The Friday Five – Five of the past week's stories you can't afford to ignore...

Landmark biosimilar approval

History was made on Tuesday when the European Commission approved Europe's first biosimilar monoclonal antibody (MAb) product – a biosimilar version of Remicade that will be marketed by Hospira under a license from Celltrion and sold as Inflectra.

For a more in-depth analysis of Inflectra and the implications of EU approval, FirstWord Pharma PLUS clients can click here.

US diabetes marketing battle to remain a key industry trend

Sanofi may have confirmed on Thursday that it will delay filing its GLP-1 agonist lixisenatide in the US for a number of years (see ViewPoints: Sanofi's lixisenatide gamble?), but the entry of new products into the diabetes space may provide pharmacy benefit managers (PBMs) the opportunity to extract additional discounts, Sanford C. Bernstein analyst Ronny Gal told FirstWord this week.

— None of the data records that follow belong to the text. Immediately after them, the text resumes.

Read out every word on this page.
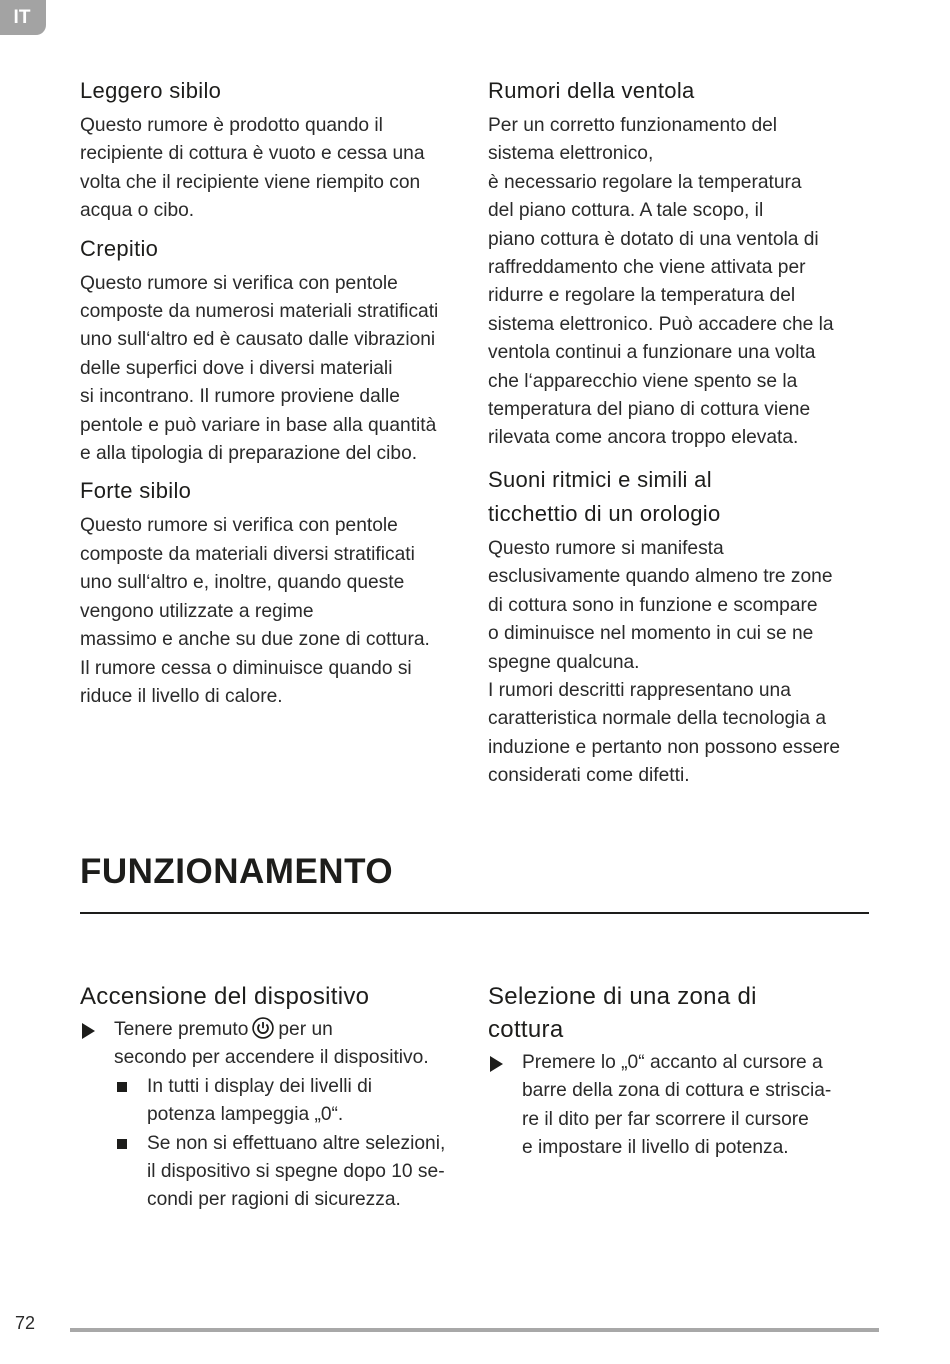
IT
Leggero sibilo

Questo rumore è prodotto quando il
recipiente di cottura è vuoto e cessa una
volta che il recipiente viene riempito con
acqua o cibo.

Crepitio

Questo rumore si verifica con pentole
composte da numerosi materiali stratificati
uno sull‘altro ed è causato dalle vibrazioni
delle superfici dove i diversi materiali
si incontrano. Il rumore proviene dalle
pentole e può variare in base alla quantità
e alla tipologia di preparazione del cibo.

Forte sibilo

Questo rumore si verifica con pentole
composte da materiali diversi stratificati
uno sull‘altro e, inoltre, quando queste
vengono utilizzate a regime
massimo e anche su due zone di cottura.
Il rumore cessa o diminuisce quando si
riduce il livello di calore.

Rumori della ventola

Per un corretto funzionamento del
sistema elettronico,
è necessario regolare la temperatura
del piano cottura. A tale scopo, il
piano cottura è dotato di una ventola di
raffreddamento che viene attivata per
ridurre e regolare la temperatura del
sistema elettronico. Può accadere che la
ventola continui a funzionare una volta
che l‘apparecchio viene spento se la
temperatura del piano di cottura viene
rilevata come ancora troppo elevata.

Suoni ritmici e simili al
ticchettio di un orologio

Questo rumore si manifesta
esclusivamente quando almeno tre zone
di cottura sono in funzione e scompare
o diminuisce nel momento in cui se ne
spegne qualcuna.
I rumori descritti rappresentano una
caratteristica normale della tecnologia a
induzione e pertanto non possono essere
considerati come difetti.

FUNZIONAMENTO
Accensione del dispositivo

Tenere premuto per un
secondo per accendere il dispositivo.

In tutti i display dei livelli di
potenza lampeggia „0“.

Se non si effettuano altre selezioni,
il dispositivo si spegne dopo 10 se-
condi per ragioni di sicurezza.

Selezione di una zona di
cottura

Premere lo „0“ accanto al cursore a
barre della zona di cottura e striscia-
re il dito per far scorrere il cursore
e impostare il livello di potenza.

72
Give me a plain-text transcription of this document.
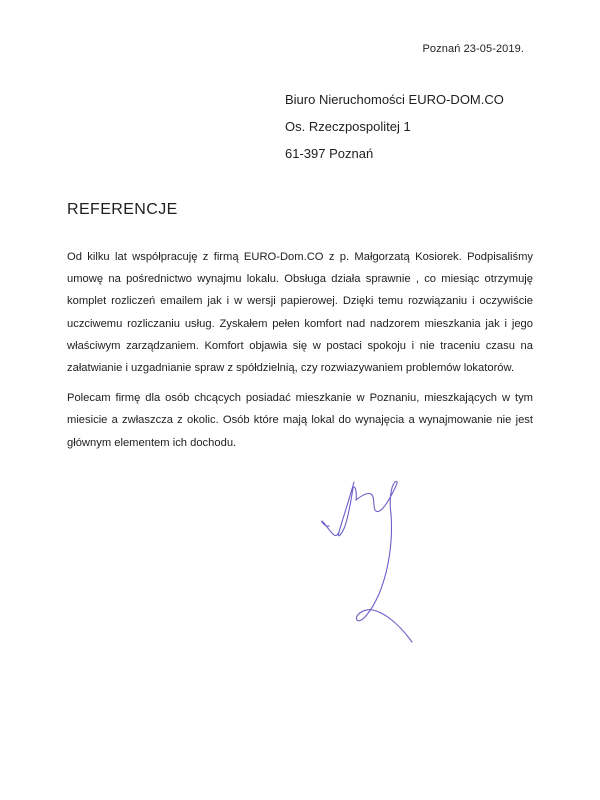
Poznań 23-05-2019.
Biuro Nieruchomości EURO-DOM.CO
Os. Rzeczpospolitej 1
61-397 Poznań
REFERENCJE

Od kilku lat współpracuję z firmą EURO-Dom.CO z p. Małgorzatą Kosiorek. Podpisaliśmy umowę na pośrednictwo wynajmu lokalu. Obsługa działa sprawnie , co miesiąc otrzymuję komplet rozliczeń emailem jak i w wersji papierowej. Dzięki temu rozwiązaniu i oczywiście uczciwemu rozliczaniu usług. Zyskałem pełen komfort nad nadzorem mieszkania jak i jego właściwym zarządzaniem. Komfort objawia się w postaci spokoju i nie traceniu czasu na załatwianie i uzgadnianie spraw z spółdzielnią, czy rozwiazywaniem problemów lokatorów.

Polecam firmę dla osób chcących posiadać mieszkanie w Poznaniu, mieszkających w tym miesicie a zwłaszcza z okolic. Osób które mają lokal do wynajęcia a wynajmowanie nie jest głównym elementem ich dochodu.
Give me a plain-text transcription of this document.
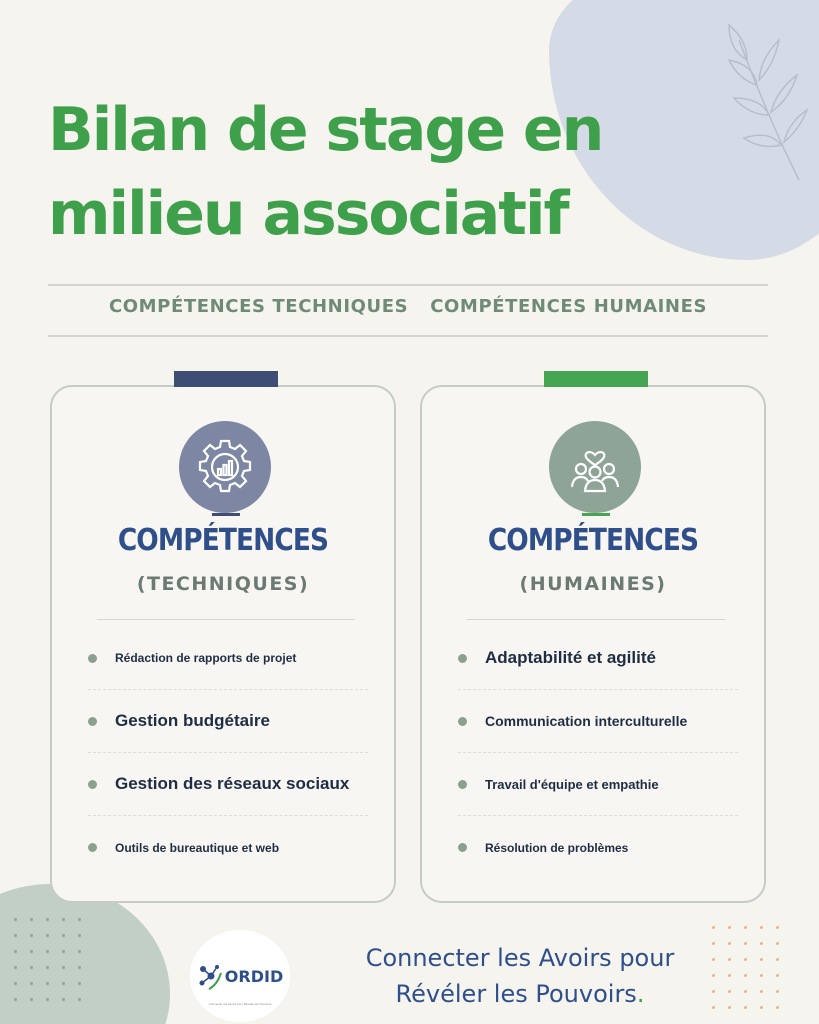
Bilan de stage en
milieu associatif
COMPÉTENCES TECHNIQUES COMPÉTENCES HUMAINES
COMPÉTENCES
(TECHNIQUES)
Rédaction de rapports de projet
Gestion budgétaire
Gestion des réseaux sociaux
Outils de bureautique et web
COMPÉTENCES
(HUMAINES)
Adaptabilité et agilité
Communication interculturelle
Travail d'équipe et empathie
Résolution de problèmes
ORDID
Connecter les Avoirs pour Révéler les Pouvoirs
Connecter les Avoirs pour
Révéler les Pouvoirs.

With efficacy and safety differentiation within the various drug classes limited, the diabetes marketing battle is set to intensify, and PBMs will be looking to push down prices given that diabetes accounts for a large proportion of expenditure, added Gal.

While the setback to lixisenatide means that Sanofi's position in the US diabetes market will be focused on the continued success of Lantus over the next few years, competitor Eli Lilly is hoping to launch a biosimilar version of that drug in 2014.

It remains to be seen whether biosimilar insulins marketed by leading players, such as El Lilly, have a profound effect on the pricing of branded competitors, adds Gal, given that they will– at least initially – be positioned as 'near-branded' offerings. However, crucial to Eli Lilly – a company spokesperson told FirstWord – is the ability to provide the broadest portfolio of diabetes products in the industry, an approach that could both differentiate the company and increase its competitiveness if BPMs continue to exert increased discounting pressure.

For further analysis see ViewPoints: Express Scripts and other PBMs eyeing up pricing battle in US diabetes market?

Ups and downs at GlaxoSmithKline

A busy week for GlaxoSmithKline saw a positive outcome from its AdCom panel for Anoro Ellipta – a potential first-in-class LAMA/LABA combination for the treatment of COPD – at least partially offset by guidance from the FDA that appears to have lowered the regulatory bar for the approval of generic respiratory products.

The FDA guidance document effectively increases the risk of generic competition to GlaxoSmithKline's $8-billion Seretide/Advair franchise; a brand that the company is looking to reduce its dependency on via the launches of Anoro and Breo Ellipta – a once-daily follow-up to Seretide/Advair – which was approved in May.

See also Spotlight On: FDA shifts landscape for generic respiratory products – is GlaxoSmithKline's $8 billion Seretide/Advair franchise in the firing line?

Divergent R&D trends at AstraZeneca, Merck & Co. ...

Licensing deals signed between two of the industry's biggest players are always interesting developments and an example this week – AstraZeneca's move to in-license the WEE1 kinase inhibitor MK-1775 from Merck & Co. – is a case in point. With R&D among Big Pharma companies under almost constant scrutiny, it is difficult to see such a deal producing a scenario whereby both players ultimately look like they have won.

That aside, the deal does appear to encapsulate the opposing strategies taking place at the two companies – a more focused approach at Merck – where cancer immunotherapies are now positioned front and centre – and efforts at AstraZeneca to revitalise the pipeline via various in-licensing and acquisitions - see ViewPoints: Bold move or misjudged enthusiasm? – AstraZeneca looks to get ahead in the PARP inhibitor race.

Roger Perlmutter – the relatively new head of R&D at Merck – gave further insight into his vision for the company's drug discovery and development efforts at a meeting with sell-side analysts at the beginning of the week. Expect further structural changes to Merck's R&D organisation and investment in biologics based on Perlmutter's comments. The all important question as to whether the company will cut its R&D expenditure significantly remains unanswered - see ViewPoints: R&D chief Roger Perlmutter prescribes an increased dose of biologics for Merck & Co.'s R&D pipeline.

...but both companies looking to expand immunotherapy portfolios

One key similarity at AstraZeneca and Merck is set to be the importance that cancer immunotherapies play in the pipelines at both companies in the coming years. Comments from management at both drugmakers indicate that licensing and acquisitive behaviour may continue as a means to bolster opportunities and develop the best available combinations if success is to be secured in a market that some analysts are already predicting could be worth $35 billion - see ViewPoints: Will cancer immunotherapies drive the next wave of Big Pharma M&A?